11. En sixième lieu, il résulte de ce qui précède que Mme A n'est pas fondée à soutenir que l'obligation de quitter le territoire français en litige est illégale. Par suite, le moyen tiré de l'exception d'illégalité de cette décision, invoqué à l'encontre de la décision fixant le pays de destination et de la décision portant interdiction de retour sur le territoire français, doit être écarté.
12. En septième lieu, il ressort des pièces du dossier, et particulièrement des décisions elle-même, que, pour prononcer l'interdiction de retour contestée, le préfet a pris en compte sa date d'entrée récente sur le territoire national, l'absence de liens personnels et familiaux anciens, intenses et stables en France, l'absence de précédente mesure d'éloignement et l'absence de menace pour l'ordre public. Par suite, Mme A n'est pas fondée à soutenir que le préfet a entaché sa décision d'une erreur de droit et d'une erreur manifeste d'appréciation.

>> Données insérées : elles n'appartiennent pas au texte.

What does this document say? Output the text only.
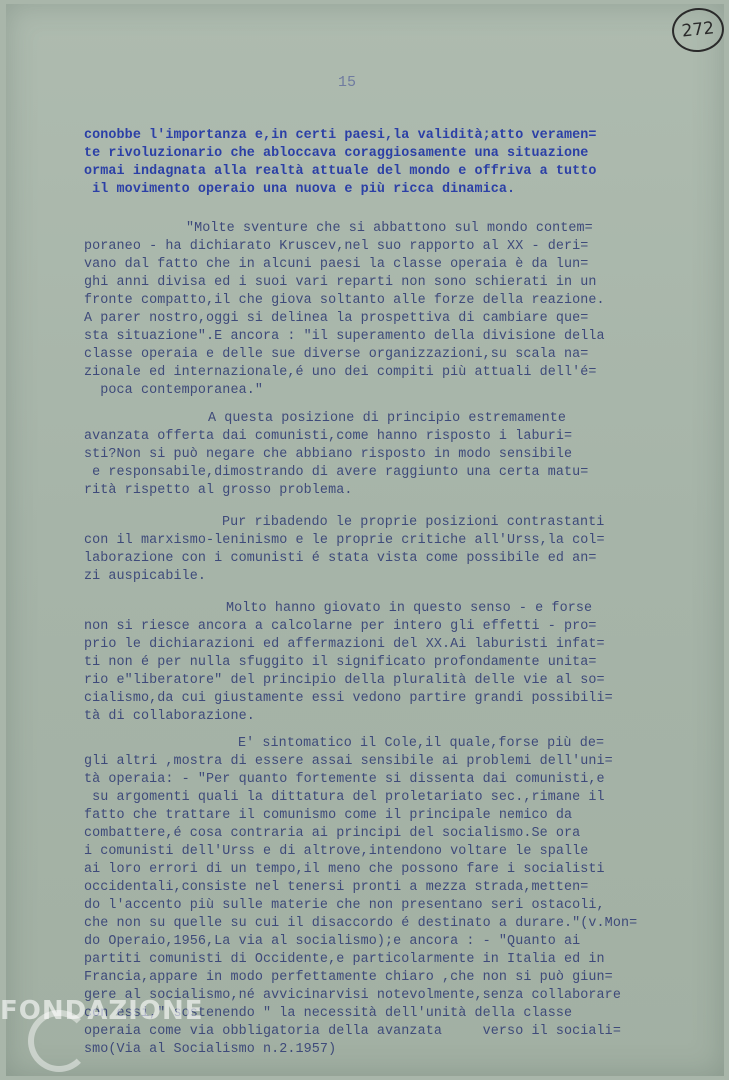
272
15
conobbe l'importanza e,in certi paesi,la validità;atto veramen=
te rivoluzionario che abloccava coraggiosamente una situazione
ormai indagnata alla realtà attuale del mondo e offriva a tutto
il movimento operaio una nuova e più ricca dinamica.
"Molte sventure che si abbattono sul mondo contem=
poraneo - ha dichiarato Kruscev,nel suo rapporto al XX - deri=
vano dal fatto che in alcuni paesi la classe operaia è da lun=
ghi anni divisa ed i suoi vari reparti non sono schierati in un
fronte compatto,il che giova soltanto alle forze della reazione.
A parer nostro,oggi si delinea la prospettiva di cambiare que=
sta situazione".E ancora : "il superamento della divisione della
classe operaia e delle sue diverse organizzazioni,su scala na=
zionale ed internazionale,é uno dei compiti più attuali dell'é=
poca contemporanea."
A questa posizione di principio estremamente
avanzata offerta dai comunisti,come hanno risposto i laburi=
sti?Non si può negare che abbiano risposto in modo sensibile
e responsabile,dimostrando di avere raggiunto una certa matu=
rità rispetto al grosso problema.
Pur ribadendo le proprie posizioni contrastanti
con il marxismo-leninismo e le proprie critiche all'Urss,la col=
laborazione con i comunisti é stata vista come possibile ed an=
zi auspicabile.
Molto hanno giovato in questo senso - e forse
non si riesce ancora a calcolarne per intero gli effetti - pro=
prio le dichiarazioni ed affermazioni del XX.Ai laburisti infat=
ti non é per nulla sfuggito il significato profondamente unita=
rio e"liberatore" del principio della pluralità delle vie al so=
cialismo,da cui giustamente essi vedono partire grandi possibili=
tà di collaborazione.
E' sintomatico il Cole,il quale,forse più de=
gli altri ,mostra di essere assai sensibile ai problemi dell'uni=
tà operaia: - "Per quanto fortemente si dissenta dai comunisti,e
su argomenti quali la dittatura del proletariato sec.,rimane il
fatto che trattare il comunismo come il principale nemico da
combattere,é cosa contraria ai principi del socialismo.Se ora
i comunisti dell'Urss e di altrove,intendono voltare le spalle
ai loro errori di un tempo,il meno che possono fare i socialisti
occidentali,consiste nel tenersi pronti a mezza strada,metten=
do l'accento più sulle materie che non presentano seri ostacoli,
che non su quelle su cui il disaccordo é destinato a durare."(v.Mon=
do Operaio,1956,La via al socialismo);e ancora : - "Quanto ai
partiti comunisti di Occidente,e particolarmente in Italia ed in
Francia,appare in modo perfettamente chiaro ,che non si può giun=
gere al socialismo,né avvicinarvisi notevolmente,senza collaborare
con essi," sostenendo " la necessità dell'unità della classe
operaia come via obbligatoria della avanzata     verso il sociali=
smo(Via al Socialismo n.2.1957)
FONDAZIONE
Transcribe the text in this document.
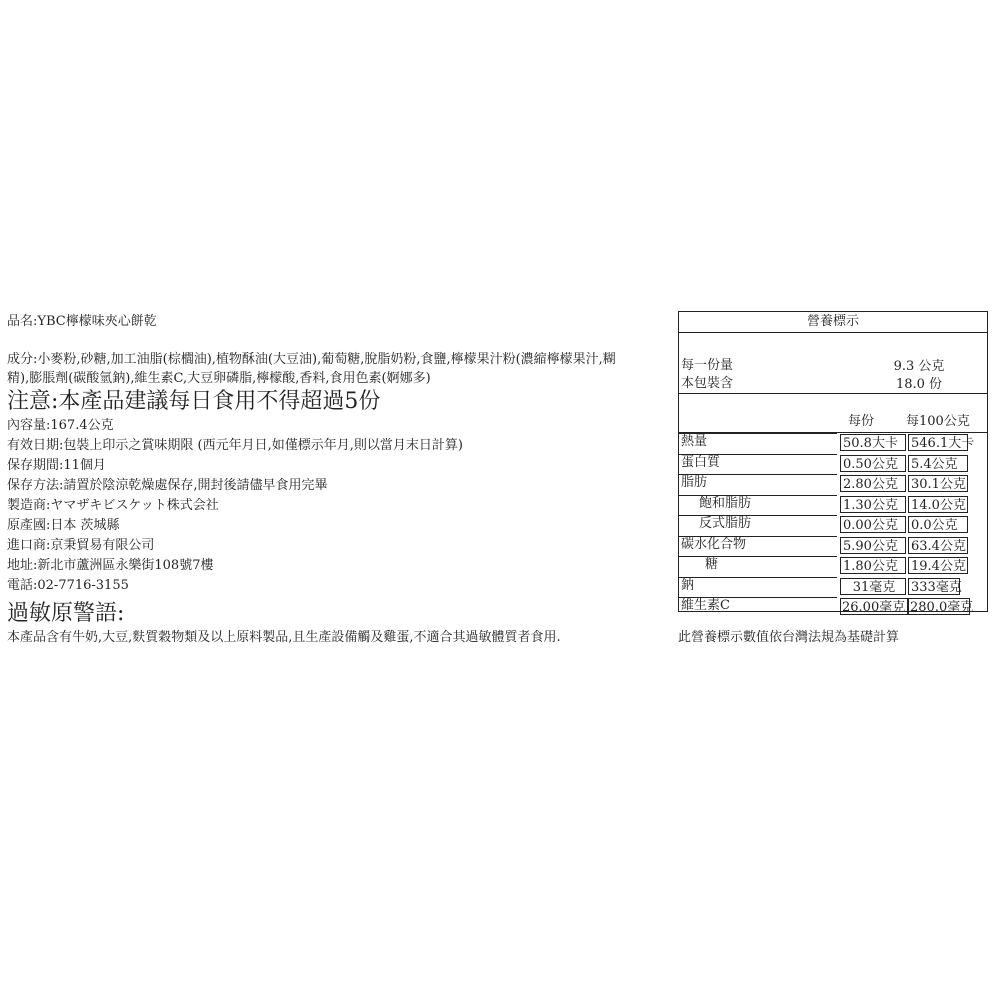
品名:YBC檸檬味夾心餅乾
成分:小麥粉,砂糖,加工油脂(棕櫚油),植物酥油(大豆油),葡萄糖,脫脂奶粉,食鹽,檸檬果汁粉(濃縮檸檬果汁,糊精),膨脹劑(碳酸氫鈉),維生素C,大豆卵磷脂,檸檬酸,香料,食用色素(婀娜多)
注意:本產品建議每日食用不得超過5份
內容量:167.4公克
有效日期:包裝上印示之賞味期限 (西元年月日,如僅標示年月,則以當月末日計算)
保存期間:11個月
保存方法:請置於陰涼乾燥處保存,開封後請儘早食用完畢
製造商:ヤマザキビスケット株式会社
原產國:日本 茨城縣
進口商:京秉貿易有限公司
地址:新北市蘆洲區永樂街108號7樓
電話:02-7716-3155
過敏原警語:
本產品含有牛奶,大豆,麩質穀物類及以上原料製品,且生產設備觸及雞蛋,不適合其過敏體質者食用.
營養標示
每一份量	9.3 公克
本包裝含	18.0 份
每份 每100公克
熱量	50.8大卡	546.1大卡
蛋白質	0.50公克	5.4公克
脂肪	2.80公克	30.1公克
飽和脂肪	1.30公克	14.0公克
反式脂肪	0.00公克	0.0公克
碳水化合物	5.90公克	63.4公克
糖	1.80公克	19.4公克
鈉	31毫克	333毫克
維生素C	26.00毫克 280.0毫克
此營養標示數值依台灣法規為基礎計算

13. En dernier lieu, en se bornant à soutenir que " les astreintes applicables durant le délai de départ volontaire " sont entachées d'erreur de droit et d'erreur manifeste d'appréciation dès lors qu'elle n'a jamais fait l'objet d'une mesure d'éloignement et qu'elle ne présente aucune menace pour l'ordre public, Mme A ne conteste pas utilement la mesure en litige. Par suite, ce moyen doit être écarté.
14. Il résulte de tout ce qui précède que Mme A n'est pas fondée à demander l'annulation de la décision du 26 juin 2024 en litige. Le rejet des conclusions à fin d'annulation entraîne, par voie de conséquence, le rejet des conclusions présentées à fin d'injonction, d'astreinte ainsi que celles relatives aux frais du litige.
D É C I D E :
Article 1er : Mme A est admise au bénéfice de l'aide juridictionnelle provisoire.
Article 2 : La requête de Mme A est rejetée.
Article 3 : Le présent jugement sera notifié à Mme C A et au préfet du Puy-de-Dôme.
Rendu public par mise à disposition au greffe le 23 août 2024.
La présidente,
S. D Le greffier,
D. MORELIERE
La République mande et ordonne au préfet du Puy-de-Dôme, en ce qui le concerne ou à tous commissaires de justice à ce requis en ce qui concerne les voies de droit commun, contre les parties privées, de pourvoir à l'exécution de la présente décision.